BGC-01 Mercury biogeochemical cycling in the ocean
The Marine Methylmercury Myth
Feiyue Wang* , University of Manitoba

Methylmercury is one of a few known developmental neurotoxin to humans. Globally, humans are exposed to methylmercury primarily via the consumption of seafood, yet the source of methylmercury in the ocean remains a subject of debate. A subsurface seawater enrichment of methylmercury was first reported in the early 1990s, but it did not catch much attention until the late 2000s. Since then methylmercury enrichment has been observed in subsurface seawater in almost all ocean basins that have been studied. Most of the studies have attributed the subsurface methylmercury to in situ mercury methylation in the water column associated with organic matter remineralization, yet how this methylation process operates remains a mystery.
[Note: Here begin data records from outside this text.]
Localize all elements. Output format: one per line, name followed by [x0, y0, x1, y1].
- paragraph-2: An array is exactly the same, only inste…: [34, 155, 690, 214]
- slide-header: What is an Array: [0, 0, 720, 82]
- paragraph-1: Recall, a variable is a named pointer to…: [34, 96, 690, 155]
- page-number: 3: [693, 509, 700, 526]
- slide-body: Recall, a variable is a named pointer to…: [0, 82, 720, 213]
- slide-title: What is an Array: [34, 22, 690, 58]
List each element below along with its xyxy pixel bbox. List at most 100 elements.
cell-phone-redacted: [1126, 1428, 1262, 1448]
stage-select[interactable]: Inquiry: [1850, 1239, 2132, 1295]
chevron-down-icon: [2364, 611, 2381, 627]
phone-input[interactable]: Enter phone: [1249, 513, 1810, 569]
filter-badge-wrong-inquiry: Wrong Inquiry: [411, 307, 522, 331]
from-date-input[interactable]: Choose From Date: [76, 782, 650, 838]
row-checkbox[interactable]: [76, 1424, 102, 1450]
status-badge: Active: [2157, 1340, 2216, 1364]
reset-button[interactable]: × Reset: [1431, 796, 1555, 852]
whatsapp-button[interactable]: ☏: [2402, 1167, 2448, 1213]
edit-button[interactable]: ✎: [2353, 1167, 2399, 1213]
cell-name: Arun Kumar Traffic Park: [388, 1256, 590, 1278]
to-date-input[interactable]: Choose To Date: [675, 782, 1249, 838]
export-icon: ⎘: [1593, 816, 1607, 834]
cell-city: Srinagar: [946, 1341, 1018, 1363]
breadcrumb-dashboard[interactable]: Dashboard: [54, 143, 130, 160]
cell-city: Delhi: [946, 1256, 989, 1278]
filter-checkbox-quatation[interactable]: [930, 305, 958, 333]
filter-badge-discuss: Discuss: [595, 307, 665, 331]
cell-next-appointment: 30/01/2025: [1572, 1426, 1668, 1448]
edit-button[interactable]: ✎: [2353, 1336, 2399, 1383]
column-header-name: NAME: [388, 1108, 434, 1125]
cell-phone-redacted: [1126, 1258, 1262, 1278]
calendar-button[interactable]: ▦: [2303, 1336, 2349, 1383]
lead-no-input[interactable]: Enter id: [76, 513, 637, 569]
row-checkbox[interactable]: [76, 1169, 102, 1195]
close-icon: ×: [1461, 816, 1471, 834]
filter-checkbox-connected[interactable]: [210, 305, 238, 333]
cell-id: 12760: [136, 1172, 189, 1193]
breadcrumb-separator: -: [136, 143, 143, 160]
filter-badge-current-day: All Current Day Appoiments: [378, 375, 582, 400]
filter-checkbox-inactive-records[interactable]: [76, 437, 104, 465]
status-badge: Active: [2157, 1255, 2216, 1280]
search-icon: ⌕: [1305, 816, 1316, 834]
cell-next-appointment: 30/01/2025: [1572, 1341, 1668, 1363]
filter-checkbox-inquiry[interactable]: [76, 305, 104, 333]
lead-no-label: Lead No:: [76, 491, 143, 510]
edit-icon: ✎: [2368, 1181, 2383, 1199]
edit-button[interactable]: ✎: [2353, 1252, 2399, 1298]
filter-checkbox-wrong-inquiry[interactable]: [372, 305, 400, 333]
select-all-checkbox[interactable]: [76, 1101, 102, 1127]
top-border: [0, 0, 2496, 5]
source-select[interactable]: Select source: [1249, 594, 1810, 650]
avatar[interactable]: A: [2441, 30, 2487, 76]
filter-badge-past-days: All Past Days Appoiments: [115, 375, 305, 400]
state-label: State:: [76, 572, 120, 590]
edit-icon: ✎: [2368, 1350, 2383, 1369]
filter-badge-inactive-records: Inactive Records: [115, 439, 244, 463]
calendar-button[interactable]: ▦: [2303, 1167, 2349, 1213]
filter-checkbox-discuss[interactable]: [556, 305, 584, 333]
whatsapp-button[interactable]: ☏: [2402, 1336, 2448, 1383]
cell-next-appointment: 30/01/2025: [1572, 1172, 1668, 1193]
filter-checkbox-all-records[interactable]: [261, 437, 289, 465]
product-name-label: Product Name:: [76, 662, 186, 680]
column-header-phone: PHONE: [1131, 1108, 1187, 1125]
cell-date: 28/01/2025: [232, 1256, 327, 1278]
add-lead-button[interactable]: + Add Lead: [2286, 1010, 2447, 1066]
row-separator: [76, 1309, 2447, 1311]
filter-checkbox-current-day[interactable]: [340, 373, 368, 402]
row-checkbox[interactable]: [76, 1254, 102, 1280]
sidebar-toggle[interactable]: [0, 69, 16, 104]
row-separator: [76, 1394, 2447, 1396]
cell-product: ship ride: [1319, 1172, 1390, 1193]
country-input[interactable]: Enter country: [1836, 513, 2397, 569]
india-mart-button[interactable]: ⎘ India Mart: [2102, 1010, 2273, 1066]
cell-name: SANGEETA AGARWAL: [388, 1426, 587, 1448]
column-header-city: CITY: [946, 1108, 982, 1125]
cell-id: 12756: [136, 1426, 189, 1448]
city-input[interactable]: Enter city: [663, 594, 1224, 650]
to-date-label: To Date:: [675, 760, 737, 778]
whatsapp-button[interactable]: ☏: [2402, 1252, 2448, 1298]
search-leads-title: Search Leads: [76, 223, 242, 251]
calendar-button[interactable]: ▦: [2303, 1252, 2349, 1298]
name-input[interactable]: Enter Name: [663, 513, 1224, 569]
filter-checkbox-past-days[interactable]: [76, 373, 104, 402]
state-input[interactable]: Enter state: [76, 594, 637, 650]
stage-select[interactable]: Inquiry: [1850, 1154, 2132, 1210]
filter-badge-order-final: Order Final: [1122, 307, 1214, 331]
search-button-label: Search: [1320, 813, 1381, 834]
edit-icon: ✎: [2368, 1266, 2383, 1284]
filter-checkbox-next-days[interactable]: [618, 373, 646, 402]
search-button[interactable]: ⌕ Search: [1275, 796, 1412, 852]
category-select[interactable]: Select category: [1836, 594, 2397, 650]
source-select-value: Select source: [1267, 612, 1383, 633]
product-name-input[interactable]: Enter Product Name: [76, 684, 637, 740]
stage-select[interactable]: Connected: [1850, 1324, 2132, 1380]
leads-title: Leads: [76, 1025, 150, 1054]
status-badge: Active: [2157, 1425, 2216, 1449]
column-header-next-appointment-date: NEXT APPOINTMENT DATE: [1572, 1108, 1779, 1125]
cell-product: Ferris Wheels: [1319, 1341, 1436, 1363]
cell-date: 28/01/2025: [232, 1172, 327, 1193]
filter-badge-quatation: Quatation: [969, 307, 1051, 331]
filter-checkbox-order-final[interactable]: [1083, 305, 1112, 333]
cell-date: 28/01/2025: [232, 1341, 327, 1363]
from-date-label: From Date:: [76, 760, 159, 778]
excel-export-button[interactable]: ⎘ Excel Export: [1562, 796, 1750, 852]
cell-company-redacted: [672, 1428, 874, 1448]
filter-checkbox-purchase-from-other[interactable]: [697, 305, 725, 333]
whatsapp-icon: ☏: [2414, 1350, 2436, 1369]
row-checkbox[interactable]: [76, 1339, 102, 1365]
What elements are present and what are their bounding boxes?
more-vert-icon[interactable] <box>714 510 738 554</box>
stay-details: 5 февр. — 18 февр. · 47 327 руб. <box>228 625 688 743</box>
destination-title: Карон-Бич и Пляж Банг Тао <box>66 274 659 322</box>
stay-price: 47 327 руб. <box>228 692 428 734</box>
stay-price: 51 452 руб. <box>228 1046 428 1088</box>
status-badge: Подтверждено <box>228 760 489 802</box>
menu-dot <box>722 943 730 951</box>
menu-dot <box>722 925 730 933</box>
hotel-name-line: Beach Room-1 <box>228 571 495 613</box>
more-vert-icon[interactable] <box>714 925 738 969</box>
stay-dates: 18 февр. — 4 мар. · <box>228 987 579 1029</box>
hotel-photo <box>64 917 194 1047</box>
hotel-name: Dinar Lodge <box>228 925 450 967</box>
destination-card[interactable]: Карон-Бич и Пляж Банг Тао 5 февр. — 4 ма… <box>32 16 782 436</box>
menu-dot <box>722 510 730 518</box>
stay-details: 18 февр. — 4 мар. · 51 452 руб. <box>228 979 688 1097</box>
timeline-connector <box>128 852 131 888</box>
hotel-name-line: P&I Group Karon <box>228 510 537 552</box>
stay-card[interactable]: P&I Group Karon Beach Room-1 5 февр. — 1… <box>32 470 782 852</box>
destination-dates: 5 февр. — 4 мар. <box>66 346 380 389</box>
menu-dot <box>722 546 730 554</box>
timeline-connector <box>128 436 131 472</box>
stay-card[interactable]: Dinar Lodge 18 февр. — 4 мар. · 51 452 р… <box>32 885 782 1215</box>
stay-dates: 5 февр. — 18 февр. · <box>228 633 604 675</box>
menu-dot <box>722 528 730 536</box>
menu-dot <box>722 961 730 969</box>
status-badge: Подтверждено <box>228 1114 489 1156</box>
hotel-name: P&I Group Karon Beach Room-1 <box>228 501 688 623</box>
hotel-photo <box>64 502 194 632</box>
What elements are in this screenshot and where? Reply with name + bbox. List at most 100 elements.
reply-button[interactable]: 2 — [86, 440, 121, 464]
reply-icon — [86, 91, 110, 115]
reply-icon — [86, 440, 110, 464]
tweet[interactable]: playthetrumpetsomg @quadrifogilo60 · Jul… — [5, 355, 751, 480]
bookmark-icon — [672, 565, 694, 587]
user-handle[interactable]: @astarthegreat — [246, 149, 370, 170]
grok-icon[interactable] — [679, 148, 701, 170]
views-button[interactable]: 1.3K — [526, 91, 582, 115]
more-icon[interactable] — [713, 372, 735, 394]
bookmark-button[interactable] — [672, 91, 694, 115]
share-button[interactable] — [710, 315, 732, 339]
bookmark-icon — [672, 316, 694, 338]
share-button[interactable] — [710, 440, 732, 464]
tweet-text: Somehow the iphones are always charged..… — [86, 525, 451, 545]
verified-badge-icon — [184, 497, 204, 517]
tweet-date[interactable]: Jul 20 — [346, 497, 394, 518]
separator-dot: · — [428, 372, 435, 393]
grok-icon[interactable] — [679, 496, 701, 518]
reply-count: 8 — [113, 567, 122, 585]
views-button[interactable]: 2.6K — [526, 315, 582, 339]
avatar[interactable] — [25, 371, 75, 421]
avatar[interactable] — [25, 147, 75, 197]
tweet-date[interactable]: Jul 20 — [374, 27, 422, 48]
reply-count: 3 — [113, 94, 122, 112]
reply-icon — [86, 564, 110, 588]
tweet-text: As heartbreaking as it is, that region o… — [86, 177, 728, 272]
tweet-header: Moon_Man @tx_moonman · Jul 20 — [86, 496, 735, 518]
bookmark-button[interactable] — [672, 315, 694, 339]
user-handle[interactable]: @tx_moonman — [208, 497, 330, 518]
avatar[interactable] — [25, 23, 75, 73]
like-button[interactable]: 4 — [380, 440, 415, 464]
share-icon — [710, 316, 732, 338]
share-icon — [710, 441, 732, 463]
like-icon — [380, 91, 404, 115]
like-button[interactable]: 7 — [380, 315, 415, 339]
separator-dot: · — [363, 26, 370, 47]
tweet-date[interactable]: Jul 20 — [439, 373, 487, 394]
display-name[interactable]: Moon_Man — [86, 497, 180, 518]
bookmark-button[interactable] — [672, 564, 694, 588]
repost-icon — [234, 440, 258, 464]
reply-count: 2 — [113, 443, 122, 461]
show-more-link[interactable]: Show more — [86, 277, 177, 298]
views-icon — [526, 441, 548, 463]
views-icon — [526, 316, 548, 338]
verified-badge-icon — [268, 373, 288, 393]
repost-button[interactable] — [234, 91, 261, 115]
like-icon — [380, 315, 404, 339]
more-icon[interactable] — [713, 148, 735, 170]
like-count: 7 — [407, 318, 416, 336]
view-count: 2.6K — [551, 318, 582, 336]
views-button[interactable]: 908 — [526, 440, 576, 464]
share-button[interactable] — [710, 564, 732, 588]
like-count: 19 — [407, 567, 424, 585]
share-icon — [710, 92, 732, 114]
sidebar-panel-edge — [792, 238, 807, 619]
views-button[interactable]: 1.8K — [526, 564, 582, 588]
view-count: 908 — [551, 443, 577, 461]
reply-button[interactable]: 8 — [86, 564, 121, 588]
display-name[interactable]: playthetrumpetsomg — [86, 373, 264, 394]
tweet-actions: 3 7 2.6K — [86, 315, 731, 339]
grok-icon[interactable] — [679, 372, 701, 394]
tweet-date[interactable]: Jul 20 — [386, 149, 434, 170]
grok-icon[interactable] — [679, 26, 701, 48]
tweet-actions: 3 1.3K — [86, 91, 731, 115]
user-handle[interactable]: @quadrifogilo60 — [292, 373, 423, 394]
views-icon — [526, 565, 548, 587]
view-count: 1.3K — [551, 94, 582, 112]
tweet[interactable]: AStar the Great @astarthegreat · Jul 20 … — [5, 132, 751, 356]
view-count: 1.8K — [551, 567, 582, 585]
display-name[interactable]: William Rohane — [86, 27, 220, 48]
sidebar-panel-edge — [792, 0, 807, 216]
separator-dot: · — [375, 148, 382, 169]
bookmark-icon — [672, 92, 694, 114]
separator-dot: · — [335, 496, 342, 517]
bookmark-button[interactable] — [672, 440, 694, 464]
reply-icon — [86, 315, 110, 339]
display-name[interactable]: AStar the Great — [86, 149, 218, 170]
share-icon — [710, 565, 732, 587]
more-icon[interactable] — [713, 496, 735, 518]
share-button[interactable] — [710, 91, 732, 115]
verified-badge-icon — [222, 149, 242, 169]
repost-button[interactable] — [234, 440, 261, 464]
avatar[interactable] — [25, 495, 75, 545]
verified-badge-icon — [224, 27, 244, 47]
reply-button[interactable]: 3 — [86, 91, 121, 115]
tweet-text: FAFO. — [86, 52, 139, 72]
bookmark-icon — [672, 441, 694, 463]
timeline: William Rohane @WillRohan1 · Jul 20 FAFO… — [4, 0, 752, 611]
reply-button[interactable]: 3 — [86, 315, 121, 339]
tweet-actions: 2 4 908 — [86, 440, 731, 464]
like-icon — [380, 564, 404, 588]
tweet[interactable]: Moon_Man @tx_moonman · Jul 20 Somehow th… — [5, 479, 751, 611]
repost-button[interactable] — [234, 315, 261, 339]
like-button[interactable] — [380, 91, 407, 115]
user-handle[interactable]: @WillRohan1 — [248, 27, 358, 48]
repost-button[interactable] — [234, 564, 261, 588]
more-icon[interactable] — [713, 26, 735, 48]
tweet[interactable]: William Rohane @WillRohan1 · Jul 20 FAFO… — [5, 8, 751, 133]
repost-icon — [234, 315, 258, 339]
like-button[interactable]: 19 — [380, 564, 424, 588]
Based on recent studies in the Arctic Ocean, here we show that ex situ methylmercury production, especially from organic-rich shelf sediment followed by offshore transport, cannot be ruled out. This is supported by three lines of evidence: 1) the spatial distribution pattern of subsurface methylmercury in relationship with distinctive water masses; 2) a lack of known mercury methylators in the highly oxygenated subsurface even considering anoxic microenvironments; and 3) the problems associated with existing mercury methylation and demethylation rates that were determined using a seawater incubation approach. Our analysis calls for further studies on the origin and dynamics of methylmercury in the global ocean, which is critical to our ability of projecting future trajectories in human exposure to methylmercury under the Minamata Convention on Mercury in a changing climate.